One summer we went on holiday to the beautiful Isle of Wight, and  had such a great time I managed to forget these feelings for a week. On the long drive back to Wales, I started to feel like we were driving back to my troubles. I had a long time to think about it. I remember the exact moment it happened. We were stuck in traffic, I was looking at the clouds, when this idea came to me. What if you just didn't believe in him anymore? The usual voice in my head that would assert  this thought to my being a sinful wretch was simply too tired. I was tired. I was tired of constantly feeling unworthy or dirty.Maybe it wasn't me with the problem, but God.

Part Four - Full Blown Atheist

For a while I went around not believing but still sort of believing, because after all, how could you be angry with someone you didn't believe existed? But a weight had been lifted. I moved on and eventually never thought about religion at all, i was in my late teens and had better things to think about.

Me and my group of friends were highly influenced by a very outspoken and funny woman, the mother of one of our friends. She was the one who made me re-examine my beliefs after all these years. When she asked me if I believed in god, I was struck with nervous energy, what if I gave the wrong answer and embarrassed myself in front of everyone? So I was just honest and said, "not really." Too my surprise all of my friends answered the same. She was pleased, and went on an amusing tirade about the horrors of organized faith.
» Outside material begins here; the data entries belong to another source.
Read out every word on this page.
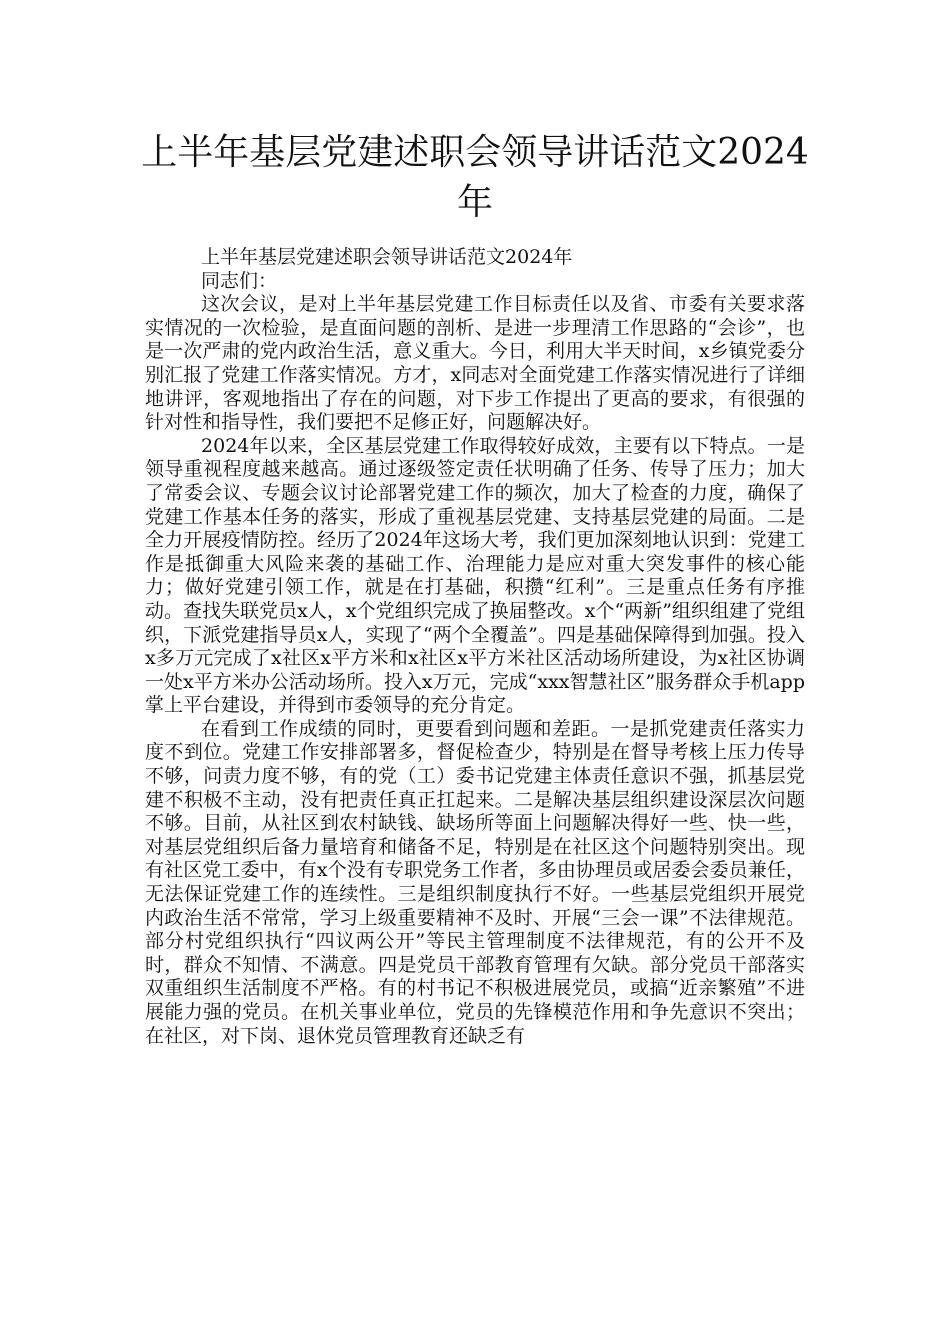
上半年基层党建述职会领导讲话范文2024年

上半年基层党建述职会领导讲话范文2024年

同志们：

这次会议，是对上半年基层党建工作目标责任以及省、市委有关要求落实情况的一次检验，是直面问题的剖析、是进一步理清工作思路的“会诊”，也是一次严肃的党内政治生活，意义重大。今日，利用大半天时间，x乡镇党委分别汇报了党建工作落实情况。方才，x同志对全面党建工作落实情况进行了详细地讲评，客观地指出了存在的问题，对下步工作提出了更高的要求，有很强的针对性和指导性，我们要把不足修正好，问题解决好。

2024年以来，全区基层党建工作取得较好成效，主要有以下特点。一是领导重视程度越来越高。通过逐级签定责任状明确了任务、传导了压力；加大了常委会议、专题会议讨论部署党建工作的频次，加大了检查的力度，确保了党建工作基本任务的落实，形成了重视基层党建、支持基层党建的局面。二是全力开展疫情防控。经历了2024年这场大考，我们更加深刻地认识到：党建工作是抵御重大风险来袭的基础工作、治理能力是应对重大突发事件的核心能力；做好党建引领工作，就是在打基础，积攒“红利”。三是重点任务有序推动。查找失联党员x人，x个党组织完成了换届整改。x个“两新”组织组建了党组织，下派党建指导员x人，实现了“两个全覆盖”。四是基础保障得到加强。投入x多万元完成了x社区x平方米和x社区x平方米社区活动场所建设，为x社区协调一处x平方米办公活动场所。投入x万元，完成“xxx智慧社区”服务群众手机app掌上平台建设，并得到市委领导的充分肯定。

在看到工作成绩的同时，更要看到问题和差距。一是抓党建责任落实力度不到位。党建工作安排部署多，督促检查少，特别是在督导考核上压力传导不够，问责力度不够，有的党（工）委书记党建主体责任意识不强，抓基层党建不积极不主动，没有把责任真正扛起来。二是解决基层组织建设深层次问题不够。目前，从社区到农村缺钱、缺场所等面上问题解决得好一些、快一些，对基层党组织后备力量培育和储备不足，特别是在社区这个问题特别突出。现有社区党工委中，有x个没有专职党务工作者，多由协理员或居委会委员兼任，无法保证党建工作的连续性。三是组织制度执行不好。一些基层党组织开展党内政治生活不常常，学习上级重要精神不及时、开展“三会一课”不法律规范。部分村党组织执行“四议两公开”等民主管理制度不法律规范，有的公开不及时，群众不知情、不满意。四是党员干部教育管理有欠缺。部分党员干部落实双重组织生活制度不严格。有的村书记不积极进展党员，或搞“近亲繁殖”不进展能力强的党员。在机关事业单位，党员的先锋模范作用和争先意识不突出；在社区，对下岗、退休党员管理教育还缺乏有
And the things she was saying matched what I had felt for a long time.

This was when I became a proper atheist. I didn't "not believe in god" because I simply didn't think about it or out of some childish resentment at an invisible boogeyman, I didn't believe in him because I just didn't anymore. It seemed silly. It contradicted almost every fact I learned from science lessons. Adults who believed in god seemed daft now, like thirteen year olds who still believe in Santa. Not long later 9/11 happened and I became all too aware that having faith is not the same as being a good person. When I went back to school I asked if I could be excused assemblies like the Muslims were, when asked why I told them, "I'm not a Christian either." They made me go anyway, they weren't going to fall for that old one. Of course I was a Christian, I was one of the white children.

So there it is. I took me so long to reflect on the different levels of faith I've had at different times in my life that I've forgotten why I wonted to write this blog in the first place. I just kept coming back and adding things I remembered for about six months til it was done, I've no idea what the point of telling this story was meant to be anymore. I hope you enjoyed it anyway.